En Inde, l’Etat du Sikkim
(Himalaya) est devenu la première région où l’agriculture est exclusivement
biologique. Au-delà du symbole, le pays est en passe de devenir un producteur
incontournable de produits bios. Serait-ce la seconde « révolution verte »
indienne ?
En 2003, le gouvernement du Sikkim (dirigé par Pawan Chamling) a décidé deconvertir l’intégralité du
territoire à l’agriculture biologique. Il applique ainsi le
« programme national pour l’agriculture biologique », chargé
d’intégrer les standards internationaux CODEX ou IFOAM (International
Foundation for Organic Agriculture).
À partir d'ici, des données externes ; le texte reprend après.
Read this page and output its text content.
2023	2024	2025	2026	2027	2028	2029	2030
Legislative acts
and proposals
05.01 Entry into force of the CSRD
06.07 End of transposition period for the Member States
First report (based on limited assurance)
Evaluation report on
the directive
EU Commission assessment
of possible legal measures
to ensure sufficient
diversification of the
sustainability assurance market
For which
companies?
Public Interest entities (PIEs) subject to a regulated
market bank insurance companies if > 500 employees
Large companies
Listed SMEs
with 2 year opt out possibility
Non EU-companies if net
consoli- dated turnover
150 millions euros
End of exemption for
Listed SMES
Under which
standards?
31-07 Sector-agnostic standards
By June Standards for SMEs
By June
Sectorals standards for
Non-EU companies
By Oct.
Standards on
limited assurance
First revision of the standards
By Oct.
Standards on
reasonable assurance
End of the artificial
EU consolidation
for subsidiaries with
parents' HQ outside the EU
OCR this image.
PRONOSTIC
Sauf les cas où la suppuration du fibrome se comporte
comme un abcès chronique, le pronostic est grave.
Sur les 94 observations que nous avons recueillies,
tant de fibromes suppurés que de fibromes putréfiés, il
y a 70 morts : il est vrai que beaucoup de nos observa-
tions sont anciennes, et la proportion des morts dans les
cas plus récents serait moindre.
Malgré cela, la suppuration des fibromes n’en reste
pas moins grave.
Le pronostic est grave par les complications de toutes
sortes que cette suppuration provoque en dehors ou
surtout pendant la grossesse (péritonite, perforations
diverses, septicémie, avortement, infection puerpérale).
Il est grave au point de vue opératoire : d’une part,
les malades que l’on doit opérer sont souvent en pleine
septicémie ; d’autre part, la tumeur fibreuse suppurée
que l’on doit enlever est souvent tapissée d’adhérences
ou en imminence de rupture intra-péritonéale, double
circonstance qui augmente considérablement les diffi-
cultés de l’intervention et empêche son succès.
Aujourd'hui, les standards indiens sont
notamment reconnus par l’Union européenne, la Suisse et les Etats-Unis.
Etat de
l’Himalaya, le Sikkim possède une biodiversité remarquable : 30 % de ce territoire forestier sont classés en
réserve. Cependant, les équilibres sont fortement menacés par le changement
climatique et une volonté collective d’exemplarité a émergé, aboutissant à des
mesures écologiques radicales (le centre-ville de Gangtok - la capitale - est
interdit aux voitures et les sacs en plastique ont été éradiqués !). Pour
passer au 100 % bio, l’importation de produits chimiques agricoles a été
restreinte, puis leur utilisation tout bonnement interdite. En outre, leur
usage était déjà faible dans ces exploitations familiales et traditionnelles.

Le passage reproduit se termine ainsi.